Vertical integration oversight to ramp up next year

President Joe Biden’s pledge to crack down on anticompetitive consolidation has set the stage for stricter oversight of vertical integration across the healthcare industry.

The Biden administration has vowed to stop proposed mergers that would stunt competition, in part, by increasing the Federal Trade Commission’s and the Justice Department’s budgets, adjusting the standards for permissible mergers, barring the use of non-compete clauses and bolstering retrospective merger analyses. Breaking up the healthcare conglomerates and limiting proposed anticompetitive vertical mergers will be a key part of regulators’ oversight strategy, merger and acquisition experts said.

“They are moving in the right direction,” said Glenn Melnick, a health economist at the University of Southern California, noting the FTC’s data gathering regarding hospital acquisitions of physician practices. “What I don’t know is what authority they have. A lot of these deals are structured to stay below the Hart-Scott-Rodino threshold, so we are likely going to need new legislation—who knows there.”

The FTC has asked several of the major insurers for data on hospital acquisition of physicians. It is also reworking its vertical merger guidelines, which are expected to bolster an enforcement area where regulators have historically had limited success.

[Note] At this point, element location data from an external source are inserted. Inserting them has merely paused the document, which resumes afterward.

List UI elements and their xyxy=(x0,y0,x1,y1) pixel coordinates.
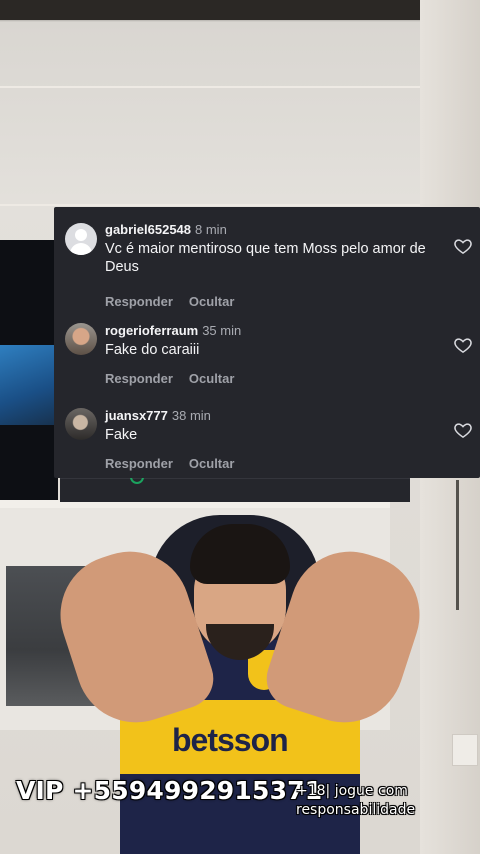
comment-meta: gabriel652548 8 min xyxy=(105,222,227,237)
heart-icon[interactable] xyxy=(453,335,473,355)
disclaimer-line-2: responsabilidade xyxy=(296,802,416,818)
hair xyxy=(190,524,290,584)
jersey-sponsor: betsson xyxy=(172,722,289,758)
heart-icon[interactable] xyxy=(453,236,473,256)
disclaimer-line-1: +18| jogue com xyxy=(296,783,408,799)
reply-button[interactable]: Responder xyxy=(105,371,173,386)
comment-actions: Responder Ocultar xyxy=(105,371,250,386)
default-avatar-icon[interactable] xyxy=(65,223,97,255)
comment-username[interactable]: juansx777 xyxy=(105,408,168,423)
comment-time: 38 min xyxy=(171,408,211,423)
comment-username[interactable]: rogerioferraum xyxy=(105,323,198,338)
ceiling xyxy=(0,0,480,20)
reply-button[interactable]: Responder xyxy=(105,456,173,471)
comments-panel-footer xyxy=(60,478,410,502)
hide-button[interactable]: Ocultar xyxy=(189,371,235,386)
comment-meta: rogerioferraum 35 min xyxy=(105,323,241,338)
comment-item: juansx777 38 min Fake Responder Ocultar xyxy=(54,407,480,477)
hide-button[interactable]: Ocultar xyxy=(189,456,235,471)
vip-contact-caption: VIP +5594992915371 xyxy=(16,776,323,805)
comment-meta: juansx777 38 min xyxy=(105,408,211,423)
hanging-cable xyxy=(456,480,459,610)
television-screen xyxy=(0,345,54,425)
light-switch xyxy=(452,734,478,766)
wall-panel xyxy=(0,86,440,206)
comment-text: Fake do caraiii xyxy=(105,342,200,358)
comment-item: rogerioferraum 35 min Fake do caraiii Res… xyxy=(54,322,480,392)
hide-button[interactable]: Ocultar xyxy=(189,294,235,309)
comment-text: Vc é maior mentiroso que tem Moss pelo a… xyxy=(105,241,426,275)
avatar[interactable] xyxy=(65,408,97,440)
avatar[interactable] xyxy=(65,323,97,355)
heart-icon[interactable] xyxy=(453,420,473,440)
comment-item: gabriel652548 8 min Vc é maior mentiroso … xyxy=(54,221,480,311)
responsible-gaming-disclaimer: +18| jogue com responsabilidade xyxy=(296,782,426,820)
comments-panel: gabriel652548 8 min Vc é maior mentiroso … xyxy=(54,207,480,478)
comment-username[interactable]: gabriel652548 xyxy=(105,222,191,237)
comment-text: Fake xyxy=(105,427,138,443)
comment-actions: Responder Ocultar xyxy=(105,294,250,309)
comment-time: 35 min xyxy=(202,323,242,338)
comment-actions: Responder Ocultar xyxy=(105,456,250,471)
comment-time: 8 min xyxy=(195,222,227,237)
reply-button[interactable]: Responder xyxy=(105,294,173,309)
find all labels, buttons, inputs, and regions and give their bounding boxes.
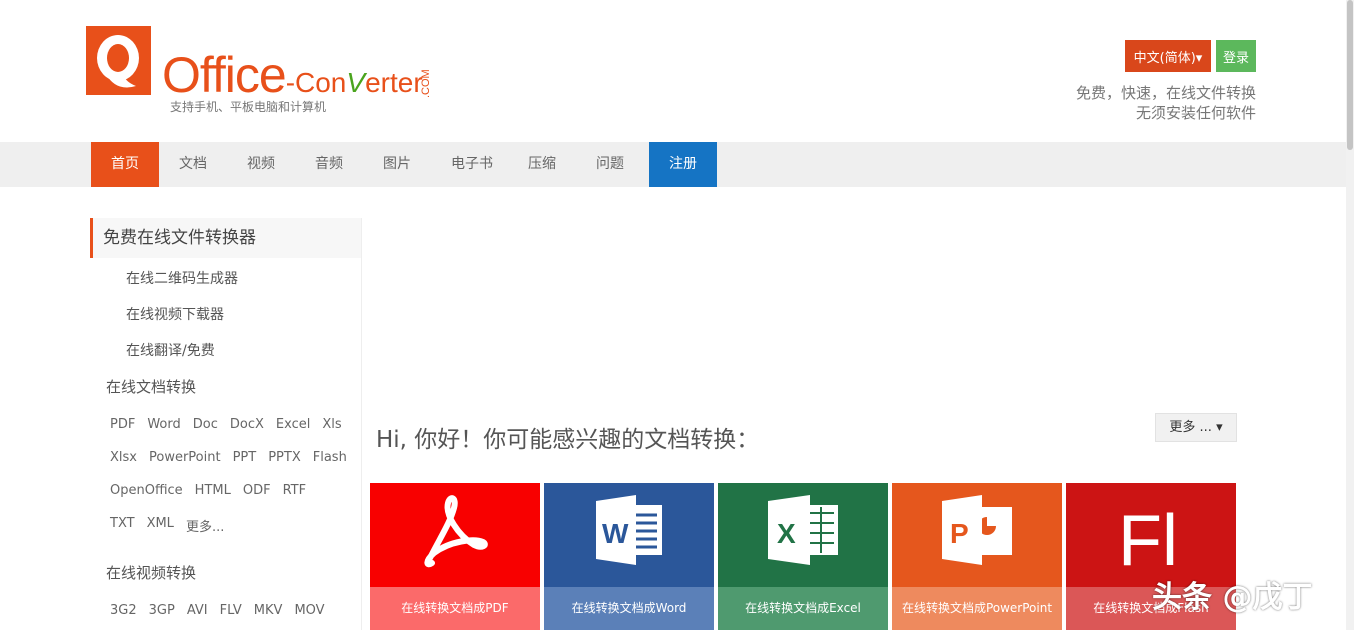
tile-pdf[interactable]: 在线转换文档成PDF [370, 483, 540, 630]
svg-text:X: X [777, 518, 796, 549]
excel-icon: X [768, 495, 838, 565]
format-link[interactable]: TXT [110, 516, 135, 535]
login-button[interactable]: 登录 [1216, 40, 1256, 72]
nav-archive[interactable]: 压缩 [513, 142, 571, 187]
format-link[interactable]: Excel [276, 417, 310, 432]
pdf-icon [424, 495, 488, 568]
doc-format-row-1: PDF Word Doc DocX Excel Xls [110, 417, 354, 432]
logo-mark[interactable] [86, 26, 151, 95]
format-link[interactable]: MKV [254, 603, 283, 618]
format-link[interactable]: Doc [193, 417, 218, 432]
format-link[interactable]: DocX [230, 417, 264, 432]
format-link[interactable]: PDF [110, 417, 135, 432]
format-link[interactable]: Xlsx [110, 450, 137, 465]
format-more-link[interactable]: 更多... [186, 516, 224, 535]
sidebar-doc-category[interactable]: 在线文档转换 [106, 376, 196, 397]
format-link[interactable]: HTML [195, 483, 231, 498]
logo-v: V [346, 67, 366, 98]
sidebar-link-video-downloader[interactable]: 在线视频下载器 [126, 304, 224, 324]
watermark: 头条 @戊丁 [1152, 580, 1313, 615]
main-nav: 首页 文档 视频 音频 图片 电子书 压缩 问题 注册 [91, 142, 717, 187]
nav-video[interactable]: 视频 [227, 142, 295, 187]
tile-label: 在线转换文档成Excel [718, 587, 888, 630]
nav-home[interactable]: 首页 [91, 142, 159, 187]
tagline-2: 无须安装任何软件 [1135, 104, 1256, 122]
doc-format-row-2: Xlsx PowerPoint PPT PPTX Flash [110, 450, 359, 465]
nav-register[interactable]: 注册 [649, 142, 717, 187]
format-link[interactable]: PPT [233, 450, 257, 465]
nav-images[interactable]: 图片 [363, 142, 431, 187]
word-icon: W [596, 495, 662, 565]
scrollbar-thumb[interactable] [1347, 0, 1353, 150]
logo-con: Con [295, 67, 347, 98]
nav-ebooks[interactable]: 电子书 [431, 142, 513, 187]
format-link[interactable]: Word [147, 417, 180, 432]
logo-subtitle: 支持手机、平板电脑和计算机 [170, 100, 327, 114]
tile-label: 在线转换文档成PowerPoint [892, 587, 1062, 630]
tile-excel[interactable]: X 在线转换文档成Excel [718, 483, 888, 630]
logo-office: Office [162, 47, 287, 103]
format-link[interactable]: XML [147, 516, 174, 535]
tile-label: 在线转换文档成Word [544, 587, 714, 630]
logo-wordmark[interactable]: Office-ConVerter [162, 46, 423, 104]
logo-erter: erter [365, 67, 423, 98]
format-link[interactable]: AVI [187, 603, 208, 618]
more-dropdown[interactable]: 更多 ... ▾ [1155, 413, 1237, 442]
video-format-row-1: 3G2 3GP AVI FLV MKV MOV [110, 603, 337, 618]
tagline-1: 免费，快速，在线文件转换 [1075, 84, 1256, 102]
flash-glyph: Fl [1118, 501, 1178, 581]
format-link[interactable]: PPTX [268, 450, 301, 465]
greeting-heading: Hi, 你好！你可能感兴趣的文档转换： [376, 427, 760, 453]
nav-documents[interactable]: 文档 [159, 142, 227, 187]
logo-com: .COM [420, 69, 432, 98]
format-link[interactable]: PowerPoint [149, 450, 221, 465]
format-link[interactable]: OpenOffice [110, 483, 183, 498]
format-link[interactable]: ODF [243, 483, 271, 498]
tile-powerpoint[interactable]: P 在线转换文档成PowerPoint [892, 483, 1062, 630]
svg-text:W: W [602, 518, 629, 549]
format-link[interactable]: MOV [294, 603, 324, 618]
sidebar-video-category[interactable]: 在线视频转换 [106, 562, 196, 583]
powerpoint-icon: P [942, 495, 1012, 565]
logo-dash: - [285, 67, 296, 98]
format-link[interactable]: 3GP [149, 603, 175, 618]
svg-text:P: P [950, 518, 969, 549]
nav-faq[interactable]: 问题 [571, 142, 649, 187]
sidebar-heading[interactable]: 免费在线文件转换器 [90, 218, 361, 258]
sidebar-link-translate[interactable]: 在线翻译/免费 [126, 340, 215, 360]
nav-audio[interactable]: 音频 [295, 142, 363, 187]
tile-word[interactable]: W 在线转换文档成Word [544, 483, 714, 630]
format-link[interactable]: RTF [283, 483, 307, 498]
doc-format-row-4: TXT XML 更多... [110, 516, 236, 535]
format-link[interactable]: 3G2 [110, 603, 137, 618]
format-link[interactable]: FLV [220, 603, 242, 618]
format-link[interactable]: Flash [313, 450, 347, 465]
sidebar-divider [361, 218, 362, 630]
sidebar-link-qr[interactable]: 在线二维码生成器 [126, 268, 238, 288]
logo-q-icon [97, 35, 139, 88]
language-dropdown[interactable]: 中文(简体)▾ [1125, 40, 1211, 72]
tile-label: 在线转换文档成PDF [370, 587, 540, 630]
doc-format-row-3: OpenOffice HTML ODF RTF [110, 483, 318, 498]
format-link[interactable]: Xls [322, 417, 341, 432]
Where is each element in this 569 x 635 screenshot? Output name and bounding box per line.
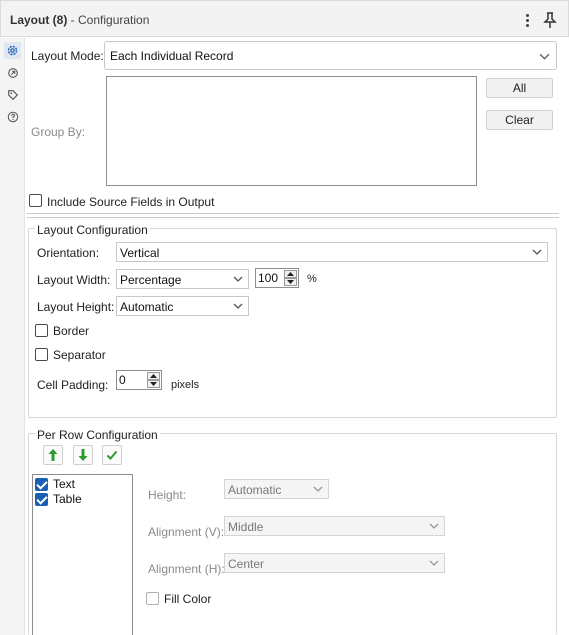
alignment-h-label: Alignment (H): bbox=[148, 562, 225, 576]
layout-width-spinner[interactable]: 100 bbox=[255, 268, 299, 288]
spinner-arrows[interactable] bbox=[147, 372, 160, 388]
section-name: - Configuration bbox=[67, 13, 150, 27]
cell-padding-label: Cell Padding: bbox=[37, 378, 109, 392]
check-icon bbox=[106, 450, 118, 460]
width-unit-label: % bbox=[307, 273, 317, 285]
alignment-v-value: Middle bbox=[228, 520, 264, 534]
row-table-label: Table bbox=[53, 492, 82, 506]
tag-icon[interactable] bbox=[4, 86, 21, 103]
layout-height-value: Automatic bbox=[120, 300, 174, 314]
spinner-arrows[interactable] bbox=[284, 270, 297, 286]
layout-height-label: Layout Height: bbox=[37, 300, 115, 314]
border-checkbox[interactable] bbox=[35, 324, 48, 337]
include-source-label: Include Source Fields in Output bbox=[47, 195, 215, 209]
chevron-down-icon bbox=[539, 53, 550, 60]
chevron-down-icon bbox=[313, 486, 323, 492]
layout-configuration-title: Layout Configuration bbox=[35, 223, 150, 237]
orientation-value: Vertical bbox=[120, 246, 160, 260]
check-all-button[interactable] bbox=[102, 445, 122, 465]
row-height-value: Automatic bbox=[228, 483, 282, 497]
row-text-label: Text bbox=[53, 477, 76, 491]
side-rail bbox=[0, 38, 25, 635]
fill-color-label: Fill Color bbox=[164, 592, 212, 606]
layout-mode-select[interactable]: Each Individual Record bbox=[104, 41, 557, 70]
row-list[interactable]: Text Table bbox=[32, 474, 133, 635]
chevron-down-icon bbox=[429, 523, 439, 529]
tool-name: Layout (8) bbox=[10, 13, 68, 27]
orientation-label: Orientation: bbox=[37, 246, 100, 260]
panel-title: Layout (8) - Configuration bbox=[10, 13, 149, 27]
alignment-h-value: Center bbox=[228, 557, 265, 571]
per-row-configuration-title: Per Row Configuration bbox=[35, 428, 160, 442]
more-options-icon[interactable] bbox=[520, 10, 534, 30]
group-by-label: Group By: bbox=[31, 125, 86, 139]
chevron-down-icon bbox=[233, 303, 243, 309]
layout-width-value: 100 bbox=[258, 271, 279, 285]
move-down-button[interactable] bbox=[73, 445, 93, 465]
layout-mode-value: Each Individual Record bbox=[110, 49, 234, 63]
orientation-select[interactable]: Vertical bbox=[116, 242, 548, 262]
spin-up-icon[interactable] bbox=[147, 372, 160, 380]
layout-width-label: Layout Width: bbox=[37, 273, 111, 287]
divider bbox=[27, 217, 559, 218]
layout-width-mode: Percentage bbox=[120, 273, 182, 287]
include-source-checkbox[interactable] bbox=[29, 194, 42, 207]
move-down-icon bbox=[78, 449, 88, 461]
move-up-button[interactable] bbox=[43, 445, 63, 465]
panel-header: Layout (8) - Configuration bbox=[0, 0, 569, 37]
row-table-checkbox[interactable] bbox=[35, 493, 48, 506]
group-by-list[interactable] bbox=[106, 76, 477, 186]
chevron-down-icon bbox=[233, 276, 243, 282]
divider bbox=[27, 213, 559, 214]
spin-up-icon[interactable] bbox=[284, 270, 297, 278]
help-icon[interactable] bbox=[4, 108, 21, 125]
layout-width-select[interactable]: Percentage bbox=[116, 269, 249, 289]
layout-mode-label: Layout Mode: bbox=[31, 49, 104, 63]
alignment-h-select[interactable]: Center bbox=[224, 553, 445, 573]
alignment-v-label: Alignment (V): bbox=[148, 525, 225, 539]
chevron-down-icon bbox=[532, 249, 542, 255]
chevron-down-icon bbox=[429, 560, 439, 566]
alignment-v-select[interactable]: Middle bbox=[224, 516, 445, 536]
row-height-label: Height: bbox=[148, 488, 187, 502]
border-label: Border bbox=[53, 324, 90, 338]
gear-arrow-icon[interactable] bbox=[4, 64, 21, 81]
layout-height-select[interactable]: Automatic bbox=[116, 296, 249, 316]
all-button[interactable]: All bbox=[486, 78, 553, 98]
row-text-checkbox[interactable] bbox=[35, 478, 48, 491]
separator-checkbox[interactable] bbox=[35, 348, 48, 361]
fill-color-checkbox[interactable] bbox=[146, 592, 159, 605]
clear-button[interactable]: Clear bbox=[486, 110, 553, 130]
row-height-select[interactable]: Automatic bbox=[224, 479, 329, 499]
spin-down-icon[interactable] bbox=[147, 380, 160, 388]
cell-padding-value: 0 bbox=[119, 373, 126, 387]
cell-padding-spinner[interactable]: 0 bbox=[116, 370, 162, 390]
pin-icon[interactable] bbox=[542, 11, 558, 29]
separator-label: Separator bbox=[53, 348, 106, 362]
spin-down-icon[interactable] bbox=[284, 278, 297, 286]
gear-icon[interactable] bbox=[4, 42, 21, 59]
padding-unit-label: pixels bbox=[171, 379, 200, 391]
move-up-icon bbox=[48, 449, 58, 461]
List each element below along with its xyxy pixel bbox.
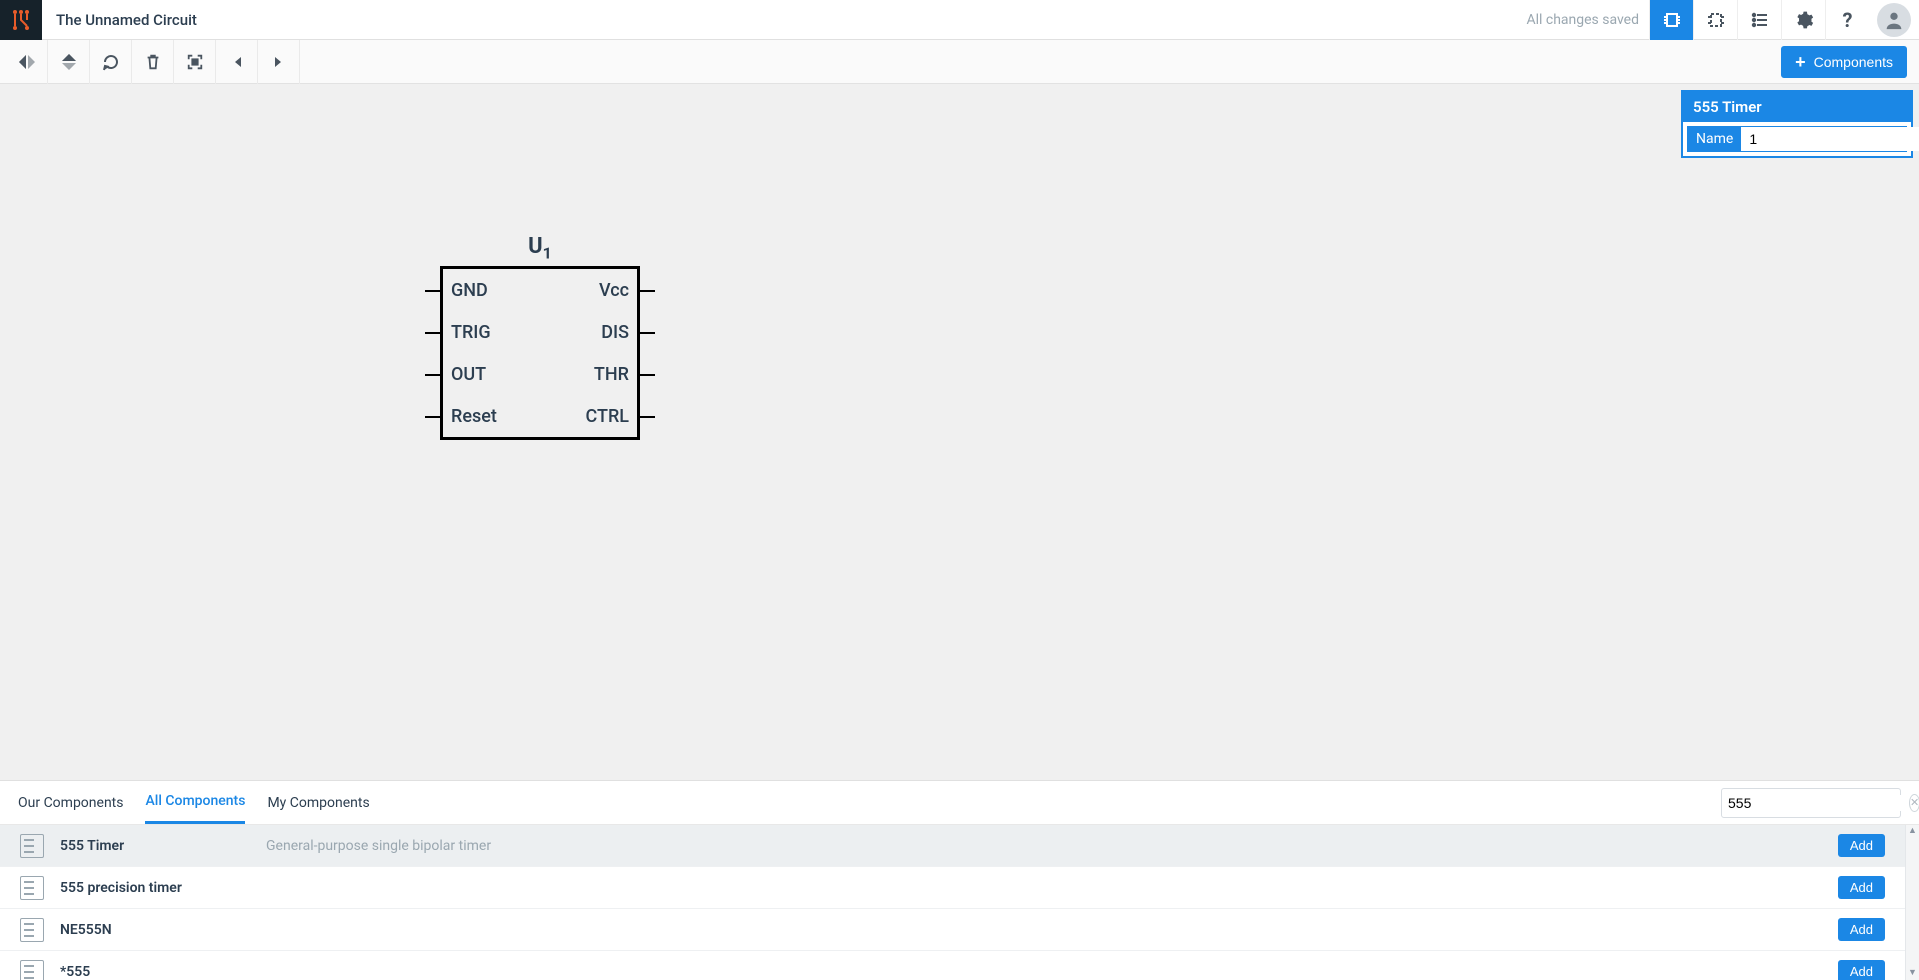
chip-small-icon <box>20 876 44 900</box>
add-component-button[interactable]: Add <box>1838 876 1885 899</box>
flip-h-icon <box>17 52 37 72</box>
save-status: All changes saved <box>1526 12 1639 28</box>
component-name: *555 <box>60 964 250 980</box>
tab-all-components[interactable]: All Components <box>145 781 245 824</box>
help-button[interactable]: ? <box>1825 0 1869 40</box>
question-icon: ? <box>1843 8 1853 32</box>
pin-row[interactable]: TRIG DIS <box>443 311 637 353</box>
app-header: The Unnamed Circuit All changes saved ? <box>0 0 1919 40</box>
pin-left[interactable]: Reset <box>451 406 497 427</box>
property-name-row: Name <box>1687 126 1907 152</box>
editor-toolbar: + Components <box>0 40 1919 84</box>
tab-my-components[interactable]: My Components <box>267 781 369 824</box>
add-component-button[interactable]: Add <box>1838 834 1885 857</box>
tab-our-components[interactable]: Our Components <box>18 781 123 824</box>
skip-next-icon <box>271 54 287 70</box>
clear-search-button[interactable]: ✕ <box>1909 794 1919 812</box>
pin-left[interactable]: GND <box>451 280 488 301</box>
property-name-label: Name <box>1688 127 1741 151</box>
library-search: ✕ <box>1721 788 1901 818</box>
pin-right[interactable]: DIS <box>601 322 629 343</box>
fit-icon <box>186 53 204 71</box>
component-row[interactable]: 555 precision timer Add <box>0 867 1905 909</box>
list-icon <box>1750 10 1770 30</box>
component-u1[interactable]: U1 GND Vcc TRIG DIS OUT THR Reset CTRL <box>440 234 640 440</box>
fit-screen-button[interactable] <box>174 40 216 84</box>
component-name: 555 precision timer <box>60 880 250 896</box>
flip-v-icon <box>59 52 79 72</box>
components-button-label: Components <box>1814 54 1893 70</box>
app-logo[interactable] <box>0 0 42 40</box>
properties-panel: 555 Timer Name <box>1681 90 1913 158</box>
gear-icon <box>1794 10 1814 30</box>
project-title[interactable]: The Unnamed Circuit <box>56 11 197 29</box>
prev-button[interactable] <box>216 40 258 84</box>
component-row[interactable]: *555 Add <box>0 951 1905 980</box>
circuit-logo-icon <box>9 8 33 32</box>
chip-small-icon <box>20 960 44 980</box>
chip-outline-icon <box>1706 10 1726 30</box>
component-row[interactable]: 555 Timer General-purpose single bipolar… <box>0 825 1905 867</box>
library-search-input[interactable] <box>1728 795 1909 811</box>
add-component-button[interactable]: Add <box>1838 960 1885 980</box>
pin-right[interactable]: THR <box>594 364 629 385</box>
flip-horizontal-button[interactable] <box>6 40 48 84</box>
add-components-button[interactable]: + Components <box>1781 46 1907 78</box>
chip-small-icon <box>20 918 44 942</box>
user-icon <box>1883 9 1905 31</box>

Companies, like UnitedHealthcare Group, have turned into healthcare conglomerates as they acquire more physicians, delve into hospital operations and control more entities across the continuum of care. Insurers, for instance, have merged with pharmacies and pharmacy benefit managers, which have been forming their own group purchasing organizations. As these conglomerates grow, transparency often wanes, industry observers said.

PBMs have increased their profit as they join insurers and pharmacies. Gross profit from PBM-owned mail order and specialty pharmacies grew to $10.1 billion in 2019, up 13% from $8.9 billion in 2017, according to PBM Accountability Project’s analysis of financial records, government reports, studies and surveys.

“That’s a reflection of vertical integration,” said Mark Blum, executive director of America’s Agenda.

Some argue that vertical integration can boost quality and lower healthcare costs through improved economies of scale. Others claim that large, integrated healthcare companies can stave off competitors, which can increase costs and lower quality.

“There certainly is increasing concern about vertical integration,” said Katherine Hempstead, a senior policy adviser at the Robert Wood Johnson Foundation, noting the increasing incursion of health plans into the provision of care. “You have to look at the downsides of having a small number of vertically integrated companies and what the does to competition.”

But it is always harder to unwind deals after they have been completed. Even if some of the regulatory guidelines are bolstered, it will still be a hard area to enforce, M&A experts said.

When the government challenges a horizontal merger, like when hospitals combine, it uses standards like the Herfindahl-Hirschman Index to gauge market concentration and estimate the competitive consequences. But there isn’t clear-cut methodology that applies to vertical transactions, which means that most mergers are challenged on a horizontal basis. Generally, vertical integration is assumed to be pro-competitive.

“(The Herfindahl-Hirschman Index) gives the courts something tangible to grasp onto; vertical case law doesn’t have anything like that,” said Katherine Funk, an antitrust attorney at Baker Donelson. “I can’t imagine how they ever will.”

When it comes to hospital consolidation, volume has slowed over the past two years amidst the COVID-19 pandemic.

Hospital transaction volume was expected to pick up in 2021, but quarterly deals remained slow through the third quarter. Fewer deals involved small-and mid-sized hospitals while multibillion-dollar proposals collapsed in 2021 amid more regulatory scrutiny and “scale-as-a-solution” skepticism.

“We’re not done seeing mergers unwind,” said Michael Abrams, managing partner of healthcare consultancy of Numerof & Associates. “Marriages are still being made without proper due diligence under the impression that getting bigger solves their problems. The fact is that more will unwind under the realization that isn’t so.”

Around a dozen proposed mergers between relatively healthy not-for-profit systems haven’t closed over the past three years as doctors have protested and regulators have become increasingly wary of consolidation. Merger and acquisition advisors point to a range of reasons why deals fall apart, including cultural differences, antitrust implications, geographical hurdles, half-baked integration plans, infighting and power struggles.

But still, health system executives will continue to turn to mergers and acquisitions to try to boost revenues and insulate their organizations from competitors, national emergencies and reimbursement shifts, they said.

“A lot consolidation hasn’t really born out born out the cost efficiencies and lived up to its promise in many areas,” said Dr. Harry Greenspun, chief medical officer of the consultancy Guidehouse. “When organizations fumble their way into consolidation and don’t properly integrate, it opens up further scrutiny.”